Here’s a timeline of when businesses will be allowed to reopen and at what capacity:

June 3

  • All businesses currently operating at 25% capacity can expand their occupancy to 50% with certain exceptions
  • Bars and similar businesses may increase their capacity to 50% as long as patrons are seated
  • Amusement parks and carnivals in counties with less than 1,000 confirmed positive cases may open at 50% capacity
  • Restaurants may expand their maximum table size from 6 to 10 people

June 12

  • Restaurants can expand their occupancy levels to 75%
  • Counties with 10 or fewer active COVID-19 cases can expand their occupancy limits to 75%, with exceptions

June 19

  • Amusement parks and carnivals in counties with more than 1,000 confirmed positive cases of COVID-19 can open at 50% capacity

Abbott still says Texans should use precautionary measures, including wearing face coverings, avoid being in groups of more than 10, and not visiting nursing homes or similar facilities.

People over the age of 65 — who are most at-risk for coronavirus — are still encouraged to stay at home.

Phase 1 of the Texas’ reopening was revealed on April 27, when Abbott announced he would allow the state’s stay-home executive order to expire.

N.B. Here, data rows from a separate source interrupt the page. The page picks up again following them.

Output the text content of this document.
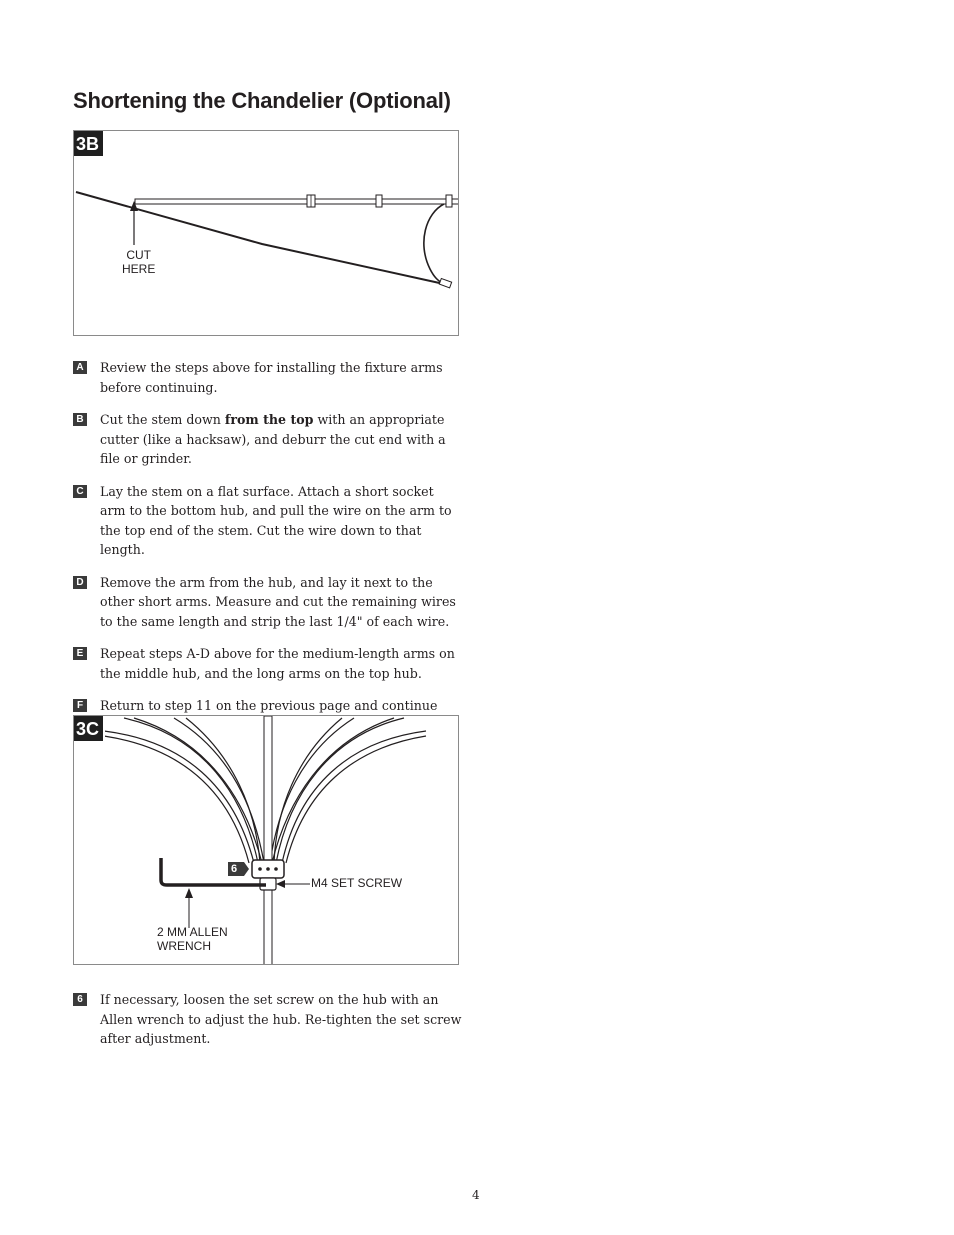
Shortening the Chandelier (Optional)
3B
CUT
HERE
A Review the steps above for installing the fixture arms before continuing.
B Cut the stem down from the top with an appropriate cutter (like a hacksaw), and deburr the cut end with a file or grinder.
C Lay the stem on a flat surface. Attach a short socket arm to the bottom hub, and pull the wire on the arm to the top end of the stem. Cut the wire down to that length.
D Remove the arm from the hub, and lay it next to the other short arms. Measure and cut the remaining wires to the same length and strip the last 1/4" of each wire.
E Repeat steps A-D above for the medium-length arms on the middle hub, and the long arms on the top hub.
F	Return to step 11 on the previous page and continue
3C
6
M4 SET SCREW
2 MM ALLEN
WRENCH
6	If necessary, loosen the set screw on the hub with an Allen wrench to adjust the hub. Re-tighten the set screw after adjustment.
4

As part of Phase 1, retail stores, restaurants and movie theaters were allowed to open at 25% capacity. The order later expanded to include businesses like barber shops and salons.

On May 18, Abbott announced Texas’ entry into Phase 2, which allowed businesses like bars, bowling alleys and zoos to open at 25% capacity. Restaurant capacity was expanded to 50%.

In his Phase 3 announcement on Wednesday, the Governor said, in part:

“As we begin Phase III, I ask all Texans and Texas businesses to continue following the standard health protocols and to heed the guidance of our state and federal officials who continue to closely monitor COVID-19. If we remain vigilant, we will continue to mitigate the spread of this virus, protect public health, and get more Texans back to work and their daily activities.”

Coronavirus in Texas

Texas businesses were first closed (in some capacities) back in March, when Gov. Abbott issued executive orders to slow the spread of COVID-19.

Since then, Texas has amassed a total of 68,216 cases of COVID-19, as of June 2 — in addition to 1,733 deaths.